Winter’s Orbit – Everina Maxwell

I received a free e-copy in exchange for an honest review.

But honestly, I already knew I would like it, as I’d read an earlier version on AO3. This rewrite preserves all the best elements of this sci-fi-romance-thriller mashup, while adding an overarching galactic politics plot that adds extra pressure to our heroes’ personal issues.

Jainan is a diplomatic representative from a vassal planet in a space empire, sealing the deal with marriage to an imperial prince. His previous partner just died in a suspicious accident, and with the faceless Auditor of the inter-galactic government potentially about to revoke the empire’s link to the rest of the galaxy, there’s a lot of pressure on him and his new husband, Prince Kiem, to be perfect and unsuspicious.

Only Jainan’s previous marriage was not what it seemed, and the fallout is throwing off all his and Kiem’s efforts to forge a partnership.
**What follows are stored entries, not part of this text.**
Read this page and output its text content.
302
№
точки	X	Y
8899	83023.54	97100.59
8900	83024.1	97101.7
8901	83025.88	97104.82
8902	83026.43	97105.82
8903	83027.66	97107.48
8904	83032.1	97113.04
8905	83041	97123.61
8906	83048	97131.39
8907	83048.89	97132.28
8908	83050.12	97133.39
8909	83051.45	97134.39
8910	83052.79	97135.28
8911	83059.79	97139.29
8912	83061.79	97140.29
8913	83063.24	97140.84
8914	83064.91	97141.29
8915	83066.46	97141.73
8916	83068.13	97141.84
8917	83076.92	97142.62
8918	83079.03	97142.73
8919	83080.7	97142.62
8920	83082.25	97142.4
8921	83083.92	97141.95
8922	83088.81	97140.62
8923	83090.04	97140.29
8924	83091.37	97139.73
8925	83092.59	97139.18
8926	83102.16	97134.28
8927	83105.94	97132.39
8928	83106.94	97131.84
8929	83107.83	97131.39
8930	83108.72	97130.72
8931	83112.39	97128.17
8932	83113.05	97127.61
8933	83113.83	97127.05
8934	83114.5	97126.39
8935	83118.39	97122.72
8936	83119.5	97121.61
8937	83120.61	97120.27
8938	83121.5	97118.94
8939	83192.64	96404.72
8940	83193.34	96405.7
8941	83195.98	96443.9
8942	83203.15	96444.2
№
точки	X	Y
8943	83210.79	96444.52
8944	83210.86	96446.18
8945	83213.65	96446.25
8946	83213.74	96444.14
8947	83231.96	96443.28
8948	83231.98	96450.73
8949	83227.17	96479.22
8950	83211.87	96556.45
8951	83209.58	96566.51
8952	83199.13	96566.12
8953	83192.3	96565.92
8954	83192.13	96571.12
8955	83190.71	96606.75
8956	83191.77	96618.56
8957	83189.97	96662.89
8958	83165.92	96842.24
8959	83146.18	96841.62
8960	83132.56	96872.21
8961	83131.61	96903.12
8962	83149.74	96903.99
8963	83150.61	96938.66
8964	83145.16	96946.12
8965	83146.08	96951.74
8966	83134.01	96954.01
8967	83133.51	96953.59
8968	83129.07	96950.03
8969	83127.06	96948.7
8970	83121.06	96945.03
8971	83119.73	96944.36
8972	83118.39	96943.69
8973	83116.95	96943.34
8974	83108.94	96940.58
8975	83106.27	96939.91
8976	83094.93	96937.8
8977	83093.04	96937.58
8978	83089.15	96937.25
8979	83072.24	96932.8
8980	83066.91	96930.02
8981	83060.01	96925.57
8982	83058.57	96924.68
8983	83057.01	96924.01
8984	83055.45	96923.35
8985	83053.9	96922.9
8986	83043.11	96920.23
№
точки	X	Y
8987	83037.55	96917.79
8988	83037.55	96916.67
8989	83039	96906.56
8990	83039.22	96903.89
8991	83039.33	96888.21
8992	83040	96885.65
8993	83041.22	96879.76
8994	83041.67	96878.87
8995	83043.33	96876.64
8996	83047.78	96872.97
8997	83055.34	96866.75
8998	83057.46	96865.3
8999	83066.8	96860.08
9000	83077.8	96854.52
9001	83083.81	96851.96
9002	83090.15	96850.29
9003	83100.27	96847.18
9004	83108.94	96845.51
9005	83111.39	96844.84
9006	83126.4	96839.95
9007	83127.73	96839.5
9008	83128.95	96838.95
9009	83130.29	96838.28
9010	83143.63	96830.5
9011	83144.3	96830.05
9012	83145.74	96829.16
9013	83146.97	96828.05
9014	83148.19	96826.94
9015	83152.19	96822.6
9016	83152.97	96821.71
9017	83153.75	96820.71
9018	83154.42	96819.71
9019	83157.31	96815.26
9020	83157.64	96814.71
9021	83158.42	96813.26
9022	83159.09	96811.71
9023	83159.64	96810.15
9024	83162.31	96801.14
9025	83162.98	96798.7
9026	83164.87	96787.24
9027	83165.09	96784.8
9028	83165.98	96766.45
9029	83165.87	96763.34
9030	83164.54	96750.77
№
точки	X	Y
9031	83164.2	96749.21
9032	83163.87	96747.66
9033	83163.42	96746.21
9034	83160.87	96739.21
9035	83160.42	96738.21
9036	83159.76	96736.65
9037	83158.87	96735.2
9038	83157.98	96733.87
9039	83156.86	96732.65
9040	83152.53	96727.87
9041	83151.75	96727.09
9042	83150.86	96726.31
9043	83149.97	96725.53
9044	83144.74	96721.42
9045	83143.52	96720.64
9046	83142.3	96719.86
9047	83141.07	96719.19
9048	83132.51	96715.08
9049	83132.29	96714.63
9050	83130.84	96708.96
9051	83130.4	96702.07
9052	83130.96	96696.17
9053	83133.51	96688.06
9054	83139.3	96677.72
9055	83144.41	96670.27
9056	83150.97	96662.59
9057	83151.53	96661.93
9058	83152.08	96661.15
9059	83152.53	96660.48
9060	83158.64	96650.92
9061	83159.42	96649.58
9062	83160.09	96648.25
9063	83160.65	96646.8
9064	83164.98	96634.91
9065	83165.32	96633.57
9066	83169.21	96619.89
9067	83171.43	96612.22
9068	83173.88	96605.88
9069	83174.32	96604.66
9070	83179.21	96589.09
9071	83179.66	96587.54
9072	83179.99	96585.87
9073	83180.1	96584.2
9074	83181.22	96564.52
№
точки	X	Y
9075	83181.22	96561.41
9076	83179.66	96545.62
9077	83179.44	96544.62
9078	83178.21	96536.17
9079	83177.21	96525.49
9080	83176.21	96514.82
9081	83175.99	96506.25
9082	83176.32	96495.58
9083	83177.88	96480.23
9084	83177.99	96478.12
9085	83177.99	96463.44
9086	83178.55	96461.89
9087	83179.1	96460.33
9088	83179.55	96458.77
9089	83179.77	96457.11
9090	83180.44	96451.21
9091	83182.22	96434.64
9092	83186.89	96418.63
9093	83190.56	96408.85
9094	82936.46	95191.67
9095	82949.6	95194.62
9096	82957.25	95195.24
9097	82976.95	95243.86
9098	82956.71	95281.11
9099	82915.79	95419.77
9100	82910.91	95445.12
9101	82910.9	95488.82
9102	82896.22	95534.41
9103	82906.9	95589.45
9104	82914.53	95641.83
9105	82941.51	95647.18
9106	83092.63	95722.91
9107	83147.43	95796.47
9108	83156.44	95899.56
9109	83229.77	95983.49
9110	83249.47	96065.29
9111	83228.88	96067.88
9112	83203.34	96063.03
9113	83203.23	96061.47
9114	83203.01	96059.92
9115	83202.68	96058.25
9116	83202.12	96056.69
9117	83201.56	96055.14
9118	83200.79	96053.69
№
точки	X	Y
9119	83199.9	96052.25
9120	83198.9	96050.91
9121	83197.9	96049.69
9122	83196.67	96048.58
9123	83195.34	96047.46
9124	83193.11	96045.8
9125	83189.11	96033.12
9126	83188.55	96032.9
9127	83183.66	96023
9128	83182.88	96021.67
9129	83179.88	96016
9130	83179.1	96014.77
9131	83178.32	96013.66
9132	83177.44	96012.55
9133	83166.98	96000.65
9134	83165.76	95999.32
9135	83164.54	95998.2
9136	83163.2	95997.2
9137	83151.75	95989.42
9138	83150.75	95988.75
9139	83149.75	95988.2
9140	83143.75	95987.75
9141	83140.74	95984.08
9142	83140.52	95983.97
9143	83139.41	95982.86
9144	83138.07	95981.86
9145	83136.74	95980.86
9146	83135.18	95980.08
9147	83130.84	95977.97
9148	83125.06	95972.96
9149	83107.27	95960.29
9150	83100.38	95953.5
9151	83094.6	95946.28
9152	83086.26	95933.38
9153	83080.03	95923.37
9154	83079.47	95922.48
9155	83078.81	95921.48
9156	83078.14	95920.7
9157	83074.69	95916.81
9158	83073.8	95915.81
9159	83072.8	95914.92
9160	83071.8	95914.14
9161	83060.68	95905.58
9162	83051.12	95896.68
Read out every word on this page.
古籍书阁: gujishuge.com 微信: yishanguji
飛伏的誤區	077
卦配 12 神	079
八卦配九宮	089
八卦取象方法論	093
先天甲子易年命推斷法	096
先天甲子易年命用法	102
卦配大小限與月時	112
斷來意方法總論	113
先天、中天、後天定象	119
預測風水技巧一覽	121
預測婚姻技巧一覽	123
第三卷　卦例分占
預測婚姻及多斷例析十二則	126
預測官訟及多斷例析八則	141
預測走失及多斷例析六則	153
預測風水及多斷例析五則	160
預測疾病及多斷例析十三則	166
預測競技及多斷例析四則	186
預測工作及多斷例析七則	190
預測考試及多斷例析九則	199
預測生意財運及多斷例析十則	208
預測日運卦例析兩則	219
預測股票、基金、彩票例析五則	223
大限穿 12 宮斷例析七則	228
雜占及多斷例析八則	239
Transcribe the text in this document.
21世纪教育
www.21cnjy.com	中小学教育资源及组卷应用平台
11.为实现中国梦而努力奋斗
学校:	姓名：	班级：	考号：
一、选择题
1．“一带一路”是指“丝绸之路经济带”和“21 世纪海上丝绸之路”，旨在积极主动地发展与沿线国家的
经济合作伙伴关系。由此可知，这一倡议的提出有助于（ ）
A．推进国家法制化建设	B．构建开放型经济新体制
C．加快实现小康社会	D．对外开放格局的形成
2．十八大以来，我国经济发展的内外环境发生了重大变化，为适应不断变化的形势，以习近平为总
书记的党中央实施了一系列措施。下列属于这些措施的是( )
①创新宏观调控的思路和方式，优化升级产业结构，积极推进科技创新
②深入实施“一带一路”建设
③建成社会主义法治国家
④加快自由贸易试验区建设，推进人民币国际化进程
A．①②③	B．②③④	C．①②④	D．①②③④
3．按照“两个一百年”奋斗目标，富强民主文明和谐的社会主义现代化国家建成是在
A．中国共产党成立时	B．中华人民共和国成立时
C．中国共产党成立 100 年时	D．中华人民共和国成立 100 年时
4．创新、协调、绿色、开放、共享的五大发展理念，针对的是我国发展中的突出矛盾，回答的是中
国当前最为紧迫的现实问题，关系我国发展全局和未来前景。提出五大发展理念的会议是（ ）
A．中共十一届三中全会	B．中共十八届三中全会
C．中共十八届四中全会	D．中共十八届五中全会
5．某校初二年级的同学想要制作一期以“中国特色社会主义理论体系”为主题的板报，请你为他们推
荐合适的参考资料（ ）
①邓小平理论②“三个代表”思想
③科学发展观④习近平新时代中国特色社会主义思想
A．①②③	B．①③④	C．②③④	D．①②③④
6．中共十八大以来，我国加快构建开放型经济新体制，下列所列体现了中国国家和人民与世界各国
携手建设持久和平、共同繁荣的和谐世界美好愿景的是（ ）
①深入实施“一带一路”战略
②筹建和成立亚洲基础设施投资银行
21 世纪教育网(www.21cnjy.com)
Plus, the people behind the “accident” may be planning something even worse, with multi-planet implications. If Jainan and Kiem can’t solve the mystery before the Auditor pulls the plug on their link, both their planets are doomed.

Maxwell excels at psychological observation and manages a complex feat with Kiem, who views himself as irresponsible and stupid due to past actions and the distrust of people around him, but is actually a very perceptive people-person when it comes down to it. Both the main characters are very likable in their different ways, with Jainan convinced that he must do his duty whatever it costs him personally while Kiem sees that people as individuals also matter and can’t be sacrificed to politics.

The worldbuilding is very fleshed-out compared to the earlier version, and I loved the little details about the planet’s killer birds and the potentially alien “remnants,” artifacts with mysterious psychological powers. It’s also more self-aware about imperialism than it’s past incarnation, I think. I will say that if you read this as either pure sci-fi or pure romance, you will find a lot of stuff irrelevant to either genre–but embrace the mash-up and this is really well put-together.

Content warnings for torture and domestic violence.